Cinema in the Time if COVID
Some people say that COVID will be the death of cinema…that most of the world’s movie theatres will close and that movie stars will be cast on the basis of how their eyes look on the big screen because their mouths and noses will be hidden under masks.
But then, most people read the internet.
Movies…the apparatus that tricked the world into thinking that the United States of America is a great nation and not a cesspool of hatred and stupidity, and always was, will never stop spreading lies, especially since we’re inviting the cinema into our homes.
Big screens are taking over our living room walls. Where once there were marvelous pictures, now there is Marvel, and theaters will close everywhere but Florida, where people will meet to share their COVID and say goodbye to friends who will be dead in a week or two because death has a hard-on for stupidity. Beer sales will increase worldwide as people stay home to get drunk while watching re-runs of the Godfather. Cigarettes will make a comeback because we’re all gonna die anyway. Dead movie stars will play their greatest roles through CGI but never win Oscars because…well…they’re dead.
For those with small walls in their homes, movies will become increasingly portable as the masses give up their souls and attention to cell phones; in fact, movies will be sold as cards, each one programmed with a movie that can be traded for other movies just like baseball cards. Special edition sets signed by the cast will be blockchain NFTs and be auctioned off for tens of dollars…and then billions.

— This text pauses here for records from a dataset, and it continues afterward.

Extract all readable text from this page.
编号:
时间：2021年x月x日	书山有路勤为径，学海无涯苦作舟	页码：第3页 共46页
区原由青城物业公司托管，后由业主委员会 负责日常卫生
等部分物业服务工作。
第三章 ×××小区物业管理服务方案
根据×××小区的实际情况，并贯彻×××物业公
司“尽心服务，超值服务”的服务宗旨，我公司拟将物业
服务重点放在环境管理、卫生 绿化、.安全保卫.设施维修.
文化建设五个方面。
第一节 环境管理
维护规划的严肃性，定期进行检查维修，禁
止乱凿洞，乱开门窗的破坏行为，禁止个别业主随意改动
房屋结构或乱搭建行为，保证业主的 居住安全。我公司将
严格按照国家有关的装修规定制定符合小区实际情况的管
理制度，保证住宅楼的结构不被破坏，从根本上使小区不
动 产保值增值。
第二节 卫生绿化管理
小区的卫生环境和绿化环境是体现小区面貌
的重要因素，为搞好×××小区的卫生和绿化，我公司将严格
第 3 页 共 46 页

Rocky Horror Picture Show will come in a boxed set with rice and Bic lighters for ten.
Virtual reality will allow us to participate in movies and interact with the performers. Massively Watched Movies (MWMs) will allow thousands of movie watchers to participate in battles simultaneously. Many will die from wounds so realistic that their minds will say, “Holy shit…” and die. Some might receive posthumous Oscars which will encourage low performers to jump on the Gladiator Bandwagon because they just might get paid to die if they win one.

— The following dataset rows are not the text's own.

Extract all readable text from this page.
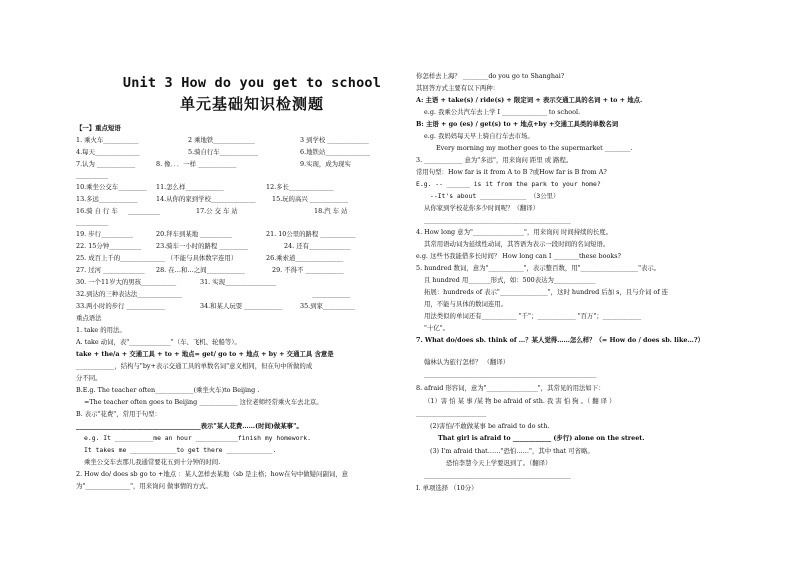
Unit 3 How do you get to school
单元基础知识检测题
【一】重点短语
1. 乘火车___________	2 乘地铁_____________	3 到学校 _____________
4.每天______________	5.骑自行车____________	6.地铁站______________
7.认为 ____________	8. 像．．．一样 ____________	9.实现，成为现实
__________
10.乘坐公交车_________ 11.怎么样____________	12.多长______________
13.多远____________	14.从你的家到学校______________	15.玩的高兴 ____________
16.骑 自 行 车 __________	17.公 交 车 站	18.汽 车 站
__________
19. 步行__________	20.拜车到某地 __________	21. 10公里的路程 ___________
22. 15分钟__________ 23.骑车一小时的路程 _________	24. 还有_____________
25. 成百上千的______________ （不能与具体数字连用）	26.乘索道_______________
27. 过河 _____________ 28. 在…和…之间____________	29. 不得不 ____________
30. 一个11岁大的男孩___________	31. 实现________________
32.到达的三种表达法______________	____________
33.两小时的步行 ____________	34.和某人玩耍 ____________	35.到家__________
重点语法
1. take 的用法。
A. take 动词，表"_____________"（车、飞机、轮船等）。
take + the/a + 交通工具 + to + 地点= get/ go to + 地点 + by + 交通工具 含意是
____________，结构与"by+表示交通工具的单数名词"意义相同，但在句中所做的成
分不同。
B.E.g. The teacher often____________(乘坐火车)to Beijing .
=The teacher often goes to Beijing ____________ 这位老师经常乘火车去北京。
B. 表示"花费"，常用于句型：
_______________________________________表示"某人花费……(时间)做某事"。
e.g. It __________me an hour ___________finish my homework.
It takes me ____________to get there ____________.
乘坐公交车去那儿我通常要花五到十分钟的时间.
2. How do/ does sb go to +地点 ：某人怎样去某地（sb 是主格；how在句中做疑问副词，意
为"______________"，用来询问 做事情的方式。
你怎样去上海？ ________do you go to Shanghai?
其回答方式主要有以下两种：
A: 主语 + take(s) / ride(s) + 限定词 + 表示交通工具的名词 + to + 地点.
e.g. 我乘公共汽车去上学 I ______________ to school.
B: 主语 + go (es) / get(s) to + 地点+by +交通工具类的单数名词
e.g. 我妈妈每天早上骑自行车去市场。
Every morning my mother goes to the supermarket ________.
3. ____________ 意为"多远"，用来询问 距里 或 路程。
常用句型：How far is it from A to B ?或How far is B from A?
E.g. -- ______ is it from the park to your home?
--It's about ____________ （3公里）
从你家到学校花你多少时间呢？（翻译）
______________________________________________
4. How long 意为"________________"，用来询问 时间持续的长度。
其常用语动词为延续性动词，其答语为表示一段时间的名词短语。
e.g. 这些书我能借多长时间？ How long can I ________these books?
5. hundred 数词，意为"___________"，表示整百数，用"__________________"表示。
且 hundred 用_______形式，如：500表达为_____________
拓展：hundreds of 表示"_______________"，这时 hundred 后加 s，且与介词 of 连
用，不能与具体的数词连用。
用法类似的单词还有___________ "千"；____________ "百万"；____________
"十亿"。
7. What do/does sb. think of …？某人觉得……怎么样？（= How do / does sb. like…?）
翰林认为旅行怎样？ （翻译）
______________________________________________________
8. afraid 形容词，意为"________________"，其常见的用法如下：
（1）害 怕 某 事 /某 物 be afraid of sth. 我 害 怕 狗 。（ 翻 译 ）
______________________
(2)害怕/不敢做某事 be afraid to do sth.
That girl is afraid to ____________ (步行) alone on the street.
(3) I'm afraid that……"恐怕……"，其中 that 可省略。
恐怕李慧今天上学要迟到了。（翻译）
______________________________________________
I. 单项选择 （10分）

Did I mention something about death and stupidity?
Sound will be isolated so that you can watch and listen to a card without anyone around you knowing that you’re trashing your ear drums on Saturday Night Fever at 1000 watts per ear.

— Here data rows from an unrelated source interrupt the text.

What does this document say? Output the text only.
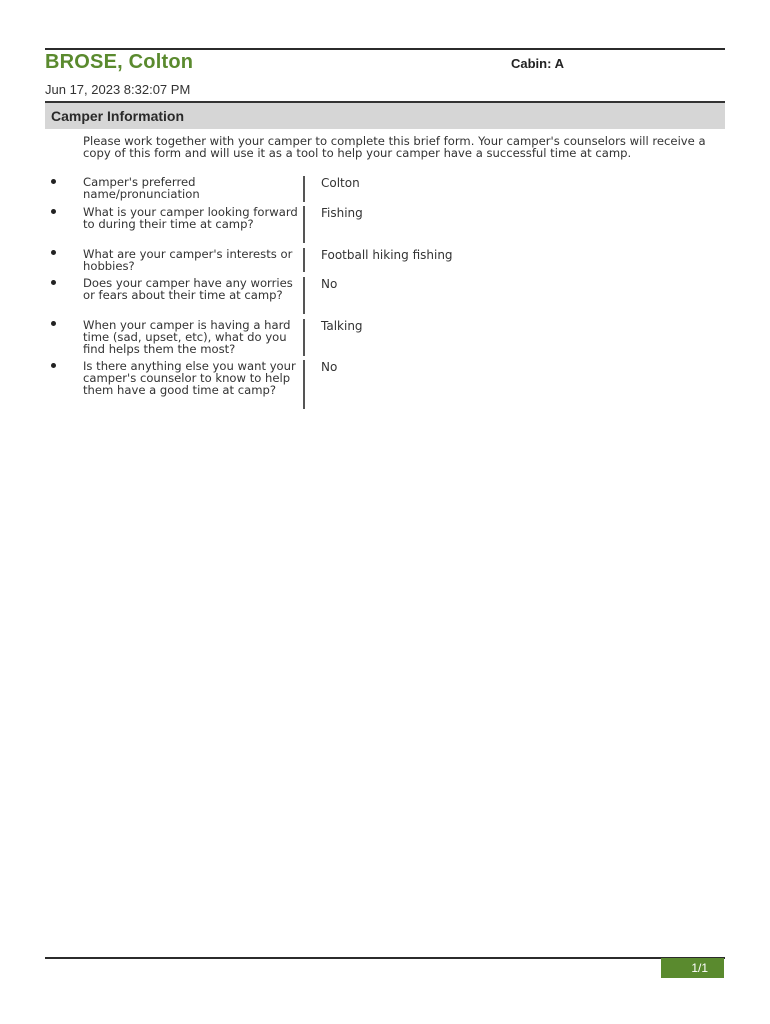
BROSE, Colton	Cabin: A
Jun 17, 2023 8:32:07 PM
Camper Information
Please work together with your camper to complete this brief form. Your camper's counselors will receive a copy of this form and will use it as a tool to help your camper have a successful time at camp.
Camper's preferred name/pronunciation
Colton
What is your camper looking forward to during their time at camp?
Fishing
What are your camper's interests or hobbies?
Football hiking fishing
Does your camper have any worries or fears about their time at camp?
No
When your camper is having a hard time (sad, upset, etc), what do you find helps them the most?
Talking
Is there anything else you want your camper's counselor to know to help them have a good time at camp?
No
1/1
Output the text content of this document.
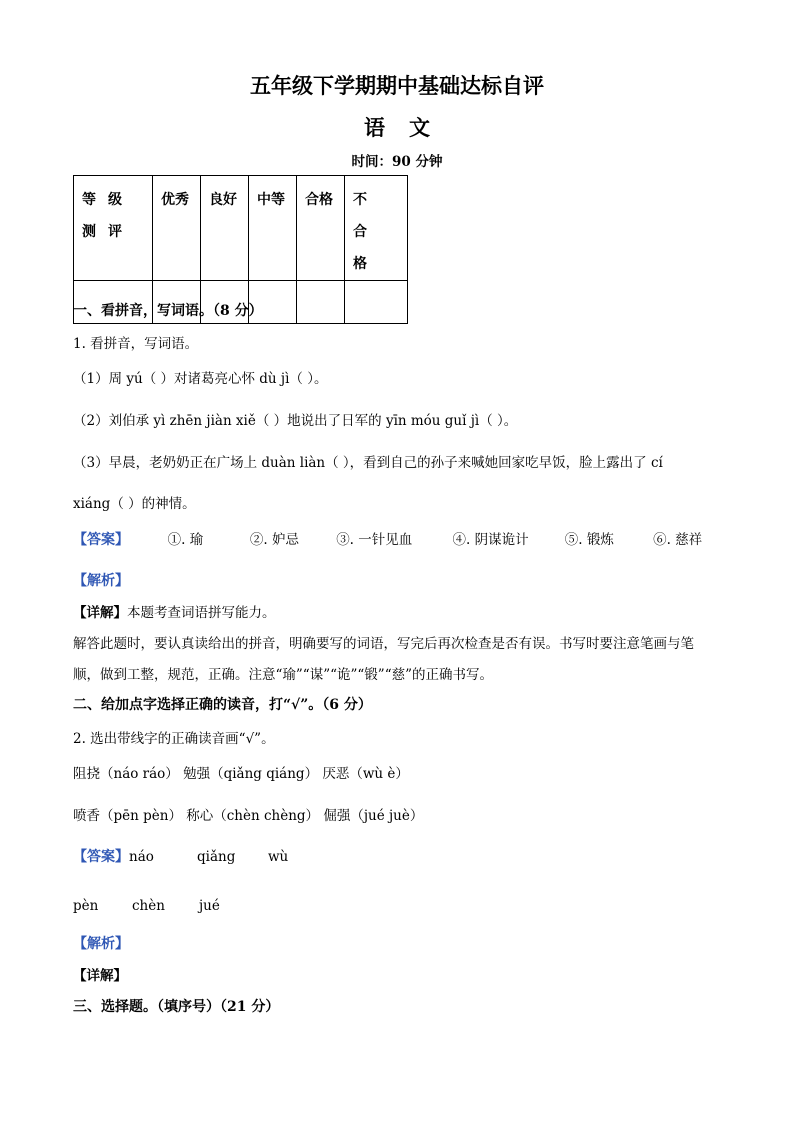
五年级下学期期中基础达标自评
语文
时间：90 分钟
等级测评	优秀	良好	中等	合格	不合格

一、看拼音，写词语。（8 分）
1. 看拼音，写词语。
（1）周 yú（ ）对诸葛亮心怀 dù jì（ ）。
（2）刘伯承 yì zhēn jiàn xiě（ ）地说出了日军的 yīn móu guǐ jì（ ）。
（3）早晨，老奶奶正在广场上 duàn liàn（ ），看到自己的孙子来喊她回家吃早饭，脸上露出了 cí
xiáng（ ）的神情。
【答案】	①. 瑜	②. 妒忌	③. 一针见血	④. 阴谋诡计	⑤. 锻炼	⑥. 慈祥
【解析】
【详解】本题考查词语拼写能力。
解答此题时，要认真读给出的拼音，明确要写的词语，写完后再次检查是否有误。书写时要注意笔画与笔
顺，做到工整，规范，正确。注意“瑜”“谋”“诡”“锻”“慈”的正确书写。
二、给加点字选择正确的读音，打“√”。（6 分）
2. 选出带线字的正确读音画“√”。
阻挠（náo ráo） 勉强（qiǎng qiáng） 厌恶（wù è）
喷香（pēn pèn） 称心（chèn chèng） 倔强（jué juè）
【答案】náo	qiǎng wù
pèn chèn	jué
【解析】
【详解】
三、选择题。（填序号）（21 分）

Social distancing just might bring back the drive-in theater which, of course, will generate a huge demand for beer and knuckle dusters for the intermissions…just like in the old days…which, of course, will defeat the whole purpose of social distancing. But this will only occur in Florida so, really, who gives a damn. Pass the beer please.
The ancient disease, laundro-hypnotic-mind-death, will disappear as people using laundromats stop watching clothing swirling in the washers and watch movies on the washer doors instead. The movies will continue into the dryer doors where you’ll be able to pause them for the next time you do your laundry. Or you could just take a Rocky Horror Picture Show party pack to the laundromat and try other forms of mind death.
A wise old man once said, “If you can watch it, you can listen to it.”
I have no idea what that means, but the cinema, COVID or no COVID, is here forever. And then some.